Special Characters in SQL Server

Databases sometimes get unexpected characters in their data.

If your customer’s name is “José” but you search for “Jose”, you won’t (by default) find him.

Here’s a simple way to take care of that in your SQL database, without changing the data that you have.
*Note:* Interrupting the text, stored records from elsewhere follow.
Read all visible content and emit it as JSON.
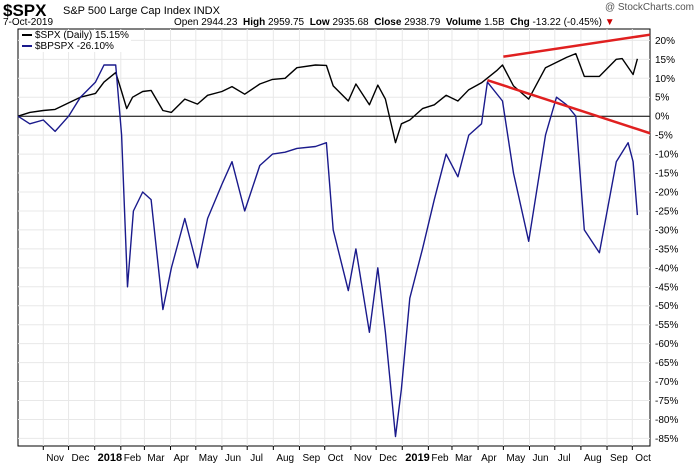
{
  "header": {
    "symbol": "$SPX",
    "description": "S&P 500 Large Cap Index  INDX",
    "date": "7-Oct-2019",
    "open_label": "Open",
    "open": "2944.23",
    "high_label": "High",
    "high": "2959.75",
    "low_label": "Low",
    "low": "2935.68",
    "close_label": "Close",
    "close": "2938.79",
    "volume_label": "Volume",
    "volume": "1.5B",
    "chg_label": "Chg",
    "chg": "-13.22 (-0.45%)",
    "chg_arrow": "▼",
    "credit": "@ StockCharts.com"
  },
  "colors": {
    "spx": "#000000",
    "bpspx": "#1a1a8c",
    "trendlines": "#e02020",
    "zero_line": "#000000",
    "grid": "#e8e8e8"
  },
  "chart_data": {
    "type": "line",
    "title": "",
    "ylim": [
      -87,
      23
    ],
    "yticks": [
      20,
      15,
      10,
      5,
      0,
      -5,
      -10,
      -15,
      -20,
      -25,
      -30,
      -35,
      -40,
      -45,
      -50,
      -55,
      -60,
      -65,
      -70,
      -75,
      -80,
      -85
    ],
    "ytick_labels": [
      "20%",
      "15%",
      "10%",
      "5%",
      "0%",
      "-5%",
      "-10%",
      "-15%",
      "-20%",
      "-25%",
      "-30%",
      "-35%",
      "-40%",
      "-45%",
      "-50%",
      "-55%",
      "-60%",
      "-65%",
      "-70%",
      "-75%",
      "-80%",
      "-85%"
    ],
    "x_labels": [
      "Nov",
      "Dec",
      "2018",
      "Feb",
      "Mar",
      "Apr",
      "May",
      "Jun",
      "Jul",
      "Aug",
      "Sep",
      "Oct",
      "Nov",
      "Dec",
      "2019",
      "Feb",
      "Mar",
      "Apr",
      "May",
      "Jun",
      "Jul",
      "Aug",
      "Sep",
      "Oct"
    ],
    "x_label_dates": [
      "2017-11-01",
      "2017-12-01",
      "2018-01-01",
      "2018-02-01",
      "2018-03-01",
      "2018-04-01",
      "2018-05-01",
      "2018-06-01",
      "2018-07-01",
      "2018-08-01",
      "2018-09-01",
      "2018-10-01",
      "2018-11-01",
      "2018-12-01",
      "2019-01-01",
      "2019-02-01",
      "2019-03-01",
      "2019-04-01",
      "2019-05-01",
      "2019-06-01",
      "2019-07-01",
      "2019-08-01",
      "2019-09-01",
      "2019-10-01"
    ],
    "year_labels": [
      "2018",
      "2019"
    ],
    "xlim": [
      "2017-10-02",
      "2019-10-22"
    ],
    "series": [
      {
        "name": "$SPX (Daily) 15.15%",
        "points": [
          [
            "2017-10-02",
            0
          ],
          [
            "2017-10-16",
            1.0
          ],
          [
            "2017-11-01",
            1.5
          ],
          [
            "2017-11-15",
            1.8
          ],
          [
            "2017-12-01",
            3.5
          ],
          [
            "2017-12-15",
            5.0
          ],
          [
            "2018-01-02",
            6.0
          ],
          [
            "2018-01-12",
            9.0
          ],
          [
            "2018-01-26",
            11.5
          ],
          [
            "2018-02-02",
            6.5
          ],
          [
            "2018-02-08",
            2.0
          ],
          [
            "2018-02-15",
            5.0
          ],
          [
            "2018-02-27",
            6.5
          ],
          [
            "2018-03-09",
            6.8
          ],
          [
            "2018-03-23",
            1.5
          ],
          [
            "2018-04-02",
            1.0
          ],
          [
            "2018-04-18",
            4.5
          ],
          [
            "2018-05-03",
            3.2
          ],
          [
            "2018-05-15",
            5.5
          ],
          [
            "2018-06-01",
            6.5
          ],
          [
            "2018-06-13",
            7.8
          ],
          [
            "2018-06-28",
            5.8
          ],
          [
            "2018-07-16",
            8.5
          ],
          [
            "2018-07-31",
            9.7
          ],
          [
            "2018-08-15",
            10.0
          ],
          [
            "2018-08-29",
            12.8
          ],
          [
            "2018-09-20",
            13.5
          ],
          [
            "2018-10-03",
            13.4
          ],
          [
            "2018-10-11",
            8.0
          ],
          [
            "2018-10-29",
            4.0
          ],
          [
            "2018-11-07",
            8.5
          ],
          [
            "2018-11-23",
            3.0
          ],
          [
            "2018-12-03",
            8.2
          ],
          [
            "2018-12-12",
            4.5
          ],
          [
            "2018-12-24",
            -7.0
          ],
          [
            "2018-12-31",
            -2.0
          ],
          [
            "2019-01-10",
            -1.0
          ],
          [
            "2019-01-25",
            2.0
          ],
          [
            "2019-02-08",
            3.0
          ],
          [
            "2019-02-22",
            5.5
          ],
          [
            "2019-03-08",
            4.0
          ],
          [
            "2019-03-21",
            7.0
          ],
          [
            "2019-04-05",
            8.8
          ],
          [
            "2019-04-23",
            12.0
          ],
          [
            "2019-04-30",
            13.5
          ],
          [
            "2019-05-13",
            8.0
          ],
          [
            "2019-05-31",
            4.5
          ],
          [
            "2019-06-20",
            12.8
          ],
          [
            "2019-07-15",
            15.5
          ],
          [
            "2019-07-26",
            16.5
          ],
          [
            "2019-08-05",
            10.5
          ],
          [
            "2019-08-23",
            10.5
          ],
          [
            "2019-09-12",
            15.0
          ],
          [
            "2019-09-19",
            15.2
          ],
          [
            "2019-10-02",
            11.0
          ],
          [
            "2019-10-07",
            15.15
          ]
        ]
      },
      {
        "name": "$BPSPX -26.10%",
        "points": [
          [
            "2017-10-02",
            0
          ],
          [
            "2017-10-16",
            -2.0
          ],
          [
            "2017-11-01",
            -1.0
          ],
          [
            "2017-11-15",
            -4.0
          ],
          [
            "2017-12-01",
            0
          ],
          [
            "2017-12-15",
            5.0
          ],
          [
            "2018-01-02",
            9.0
          ],
          [
            "2018-01-12",
            13.5
          ],
          [
            "2018-01-26",
            13.5
          ],
          [
            "2018-02-02",
            -5.0
          ],
          [
            "2018-02-09",
            -45.0
          ],
          [
            "2018-02-16",
            -25.0
          ],
          [
            "2018-02-27",
            -20.0
          ],
          [
            "2018-03-09",
            -22.0
          ],
          [
            "2018-03-23",
            -51.0
          ],
          [
            "2018-04-02",
            -40.0
          ],
          [
            "2018-04-18",
            -27.0
          ],
          [
            "2018-05-03",
            -40.0
          ],
          [
            "2018-05-15",
            -27.0
          ],
          [
            "2018-06-01",
            -18.0
          ],
          [
            "2018-06-13",
            -12.0
          ],
          [
            "2018-06-28",
            -25.0
          ],
          [
            "2018-07-16",
            -13.0
          ],
          [
            "2018-07-31",
            -10.0
          ],
          [
            "2018-08-15",
            -9.5
          ],
          [
            "2018-08-29",
            -8.5
          ],
          [
            "2018-09-20",
            -8.0
          ],
          [
            "2018-10-03",
            -7.0
          ],
          [
            "2018-10-11",
            -30.0
          ],
          [
            "2018-10-29",
            -46.0
          ],
          [
            "2018-11-07",
            -35.0
          ],
          [
            "2018-11-23",
            -57.0
          ],
          [
            "2018-12-03",
            -40.0
          ],
          [
            "2018-12-12",
            -57.0
          ],
          [
            "2018-12-24",
            -84.5
          ],
          [
            "2018-12-31",
            -72.0
          ],
          [
            "2019-01-10",
            -48.0
          ],
          [
            "2019-01-25",
            -35.0
          ],
          [
            "2019-02-08",
            -22.0
          ],
          [
            "2019-02-22",
            -10.0
          ],
          [
            "2019-03-08",
            -16.0
          ],
          [
            "2019-03-21",
            -5.0
          ],
          [
            "2019-04-05",
            -2.0
          ],
          [
            "2019-04-12",
            9.0
          ],
          [
            "2019-04-30",
            4.0
          ],
          [
            "2019-05-13",
            -15.0
          ],
          [
            "2019-05-31",
            -33.0
          ],
          [
            "2019-06-20",
            -5.0
          ],
          [
            "2019-07-03",
            5.0
          ],
          [
            "2019-07-15",
            3.0
          ],
          [
            "2019-07-26",
            0
          ],
          [
            "2019-08-05",
            -30.0
          ],
          [
            "2019-08-23",
            -36.0
          ],
          [
            "2019-09-12",
            -12.0
          ],
          [
            "2019-09-26",
            -7.0
          ],
          [
            "2019-10-02",
            -12.0
          ],
          [
            "2019-10-07",
            -26.1
          ]
        ]
      }
    ],
    "trendlines": [
      {
        "from": [
          "2019-05-01",
          15.7
        ],
        "to": [
          "2019-10-22",
          21.5
        ]
      },
      {
        "from": [
          "2019-04-12",
          9.5
        ],
        "to": [
          "2019-10-22",
          -4.5
        ]
      }
    ],
    "legend_position": "top-left",
    "grid": true,
    "zero_line": true
  }
}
select 'áàâãäåāăąćĉċčďđéëêèēĕėęĝğġģĥħìíîïĩīĭįıĵķĺļľłñńņňòóôõöōŏőơŕŗřśŝşšţťŧùúûüũūŭůűųưŵŷźżž'
select 'áàâãäåāăąćĉċčďđéëêèēĕėęĝğġģĥħìíîïĩīĭįıĵķĺļľłñńņňòóôõöōŏőơŕŗřśŝşšţťŧùúûüũūŭůűųưŵŷźżž' Collate SQL_Latin1_General_CP1253_CI_AI
select 'ĥéĺłô ŵòŕľđ' Collate SQL_Latin1_General_CP1253_CI_AI

Using Collate SQL_Latin1_General_CP1253_CI_AI, you can leave all the accents in your data, but still treat it like it’s all made up of “normal” characters.

It’s also great as you’re transferring data from one system to another, if the second system can’t handle those characters because of technology or programming limitations.